と、頂いて確かに「舞姫」がダンサーじゃあ色気もアヤもないよなあ。
では「伊豆の踊子」はどう訳されているかと調べてみたら、予期したとおり
The Izu Dancer。身も蓋もありません。
三島の「金閣寺」は、The Temple of the Golden Pavilion。
「金閣寺」という漢字ですでに、輝く仏閣が構築されていると思いませんか?
「金」が左右対称なのも、視覚的効果に寄与しています。
英訳本を読んだ欧米人がそれでも、さぞ原語である日本語が美しいのだろうと感嘆していたのだから、どれだけ三島文学の言葉が美を孕(はら)んでいるか解りますね。
幼少期から歌舞伎を見て育っているので、三島さんの言葉は音感にも優れていて、昨今この音感が秀でた作家を田辺聖子さんを最後に知りません。
音声で表現されるドラマのセリフからも、聴覚の敏感な作家がいなくなりつつあります。セリフも一つのリズムであり、メロディなのですが。
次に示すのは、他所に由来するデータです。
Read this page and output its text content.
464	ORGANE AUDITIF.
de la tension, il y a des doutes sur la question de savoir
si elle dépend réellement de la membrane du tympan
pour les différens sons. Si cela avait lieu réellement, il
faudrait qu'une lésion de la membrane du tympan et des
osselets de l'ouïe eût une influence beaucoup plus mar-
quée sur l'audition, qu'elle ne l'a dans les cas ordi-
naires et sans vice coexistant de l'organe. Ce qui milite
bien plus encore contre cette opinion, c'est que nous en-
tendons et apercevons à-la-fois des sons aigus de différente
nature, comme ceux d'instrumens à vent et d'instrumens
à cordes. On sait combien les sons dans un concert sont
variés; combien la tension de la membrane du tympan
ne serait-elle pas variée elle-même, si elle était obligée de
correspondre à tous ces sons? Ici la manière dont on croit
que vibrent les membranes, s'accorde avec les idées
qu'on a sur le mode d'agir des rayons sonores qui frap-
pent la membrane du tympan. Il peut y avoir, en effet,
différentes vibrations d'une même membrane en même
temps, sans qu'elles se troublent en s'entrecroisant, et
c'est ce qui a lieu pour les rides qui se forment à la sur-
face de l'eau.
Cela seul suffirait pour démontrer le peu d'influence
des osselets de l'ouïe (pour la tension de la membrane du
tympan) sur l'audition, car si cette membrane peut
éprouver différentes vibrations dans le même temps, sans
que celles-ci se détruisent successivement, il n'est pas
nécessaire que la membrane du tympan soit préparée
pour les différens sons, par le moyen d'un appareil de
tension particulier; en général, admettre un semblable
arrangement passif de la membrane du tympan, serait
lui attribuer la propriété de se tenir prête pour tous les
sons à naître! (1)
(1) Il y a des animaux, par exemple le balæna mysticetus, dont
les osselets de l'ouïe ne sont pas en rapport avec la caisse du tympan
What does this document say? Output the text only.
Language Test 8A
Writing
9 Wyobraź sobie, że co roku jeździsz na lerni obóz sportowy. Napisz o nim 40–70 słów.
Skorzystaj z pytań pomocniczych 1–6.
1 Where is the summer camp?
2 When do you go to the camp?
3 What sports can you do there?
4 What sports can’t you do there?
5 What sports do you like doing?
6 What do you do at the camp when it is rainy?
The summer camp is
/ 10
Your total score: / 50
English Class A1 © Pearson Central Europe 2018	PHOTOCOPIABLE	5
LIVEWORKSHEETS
言葉が難しいとされる三島文学を私は高校2年で読みこなしていて、それは
ささやかな誇りですが、けれど英語訳の金閣寺は5ページ目で挫折したのが
19歳の頃。癇癪を起こして雨の路上へ叩きつけたことを思い出しました。
酔っ払っていたこともあり。(あ、未成年、バレた)
コメント欄に岡田茉莉子さんと吉田喜重さんの話も出ていましたが
私が生まれて初めて現実に目にした銀幕のスターが岡田茉莉子さんで、
私は小学生? 中学生だったか・・・・目をはじかれるような美しさで、
くらくらしたことを、いまでも覚えています。
後年、夫君である吉田喜重さんが私の書いたドラマを芸術祭の
審査員として熱く推してくださって、受賞に至りました。
誤変換他、後ほど推敲いたします。